The cutting committee ended up voting 13 to 4 for the House and Senate cards. The “no” votes came from four Republican lawmakers – Rep. Brian C. Newberry, of North Smithfield, Rep. David J. Place, of Burrillville; Senator Jessica de la Cruz, of North Smithfield, and Senator Gordon E. Rogers, of Foster.
Rogers said the latest House and Senate maps – Plan D – were posted on the redistribution website about five minutes before Wednesday’s meeting began and reflected the inmate redistribution. He therefore called for postponing the final vote to give the public a chance to weigh in on the latest iterations of the cards before they make it to the General Assembly.
“We basically took an oath to be transparent, open and to have a fair process,” Rogers said. “And I would hate to see that marred.”
But Senator Stephen R. Archambault, a Democrat from Smithfield who is the commission’s co-chair, proceeded with the final votes.
“These will go to the committee where there can still be an ongoing dialogue,” he said. “We are voting at the end of our work on whether we will send it to the committee”, so “there will still be time to have a dialogue and to contribute”.
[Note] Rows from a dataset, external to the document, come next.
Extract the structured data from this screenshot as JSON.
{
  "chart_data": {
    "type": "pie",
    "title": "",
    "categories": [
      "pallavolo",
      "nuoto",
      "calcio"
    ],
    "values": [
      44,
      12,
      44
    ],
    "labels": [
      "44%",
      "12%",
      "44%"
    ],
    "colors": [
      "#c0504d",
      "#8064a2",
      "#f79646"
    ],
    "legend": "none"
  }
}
Newberry has raised concerns about changes to two legislative constituencies. He asked why House District 46 (represented by Rep. Mary Ann Shallcross Smith, a Democrat from Lincoln), contains a small piece of Pawtucket when the district is mostly in the city of Lincoln.
Newberry also asked why a slice of Lincoln is now in Senate District 22 (represented by Archambault) rather than Senate District 17 (represented by Senator Thomas J. Paolino, a Republican from Lincoln). “It sounds very strange, and I hope the Senate will take a close look at it when it gets there,” he said.
But former Representative Stephen R. Ucci, a Johnston Democrat on the Redistribution Commission, said there would inevitably be “anomalies” when legislative constituencies are drawn taking into account communities of interest, minority populations, change of address of inmates and other variables. “But at the end of the day, we have to make some tough choices,” he said. “And with the last two examples, I don’t really see a problem with them.”
The committee voted 15-2 for the Congress card, with Newberry and Place voting “no.” De la Cruz and Rogers voted for these cards, saying the public had ample time to comment on the proposals.
In an email, Common Cause Rhode Island said Wednesday that the new legislative cards “maximize protection for incumbent politicians and minimize partisan fairness.” But the cards represent “a small step towards eliminating the practice known as gerrymandering in prison,” the group said.
“We appreciate the commission’s decision to take this one step further, but it is clear that there is still work to be done to end gerrymandering in Rhode Island prisons,” wrote Common Cause Executive Director John Mr. Marion. “We will continue our advocacy at the General Assembly in the years to come to ensure that in the future, everyone is counted at their homes. “
Common Cause noted that the redistribution process will continue at the local level, with cities such as Providence and Cranston drawing new neighborhood boundaries.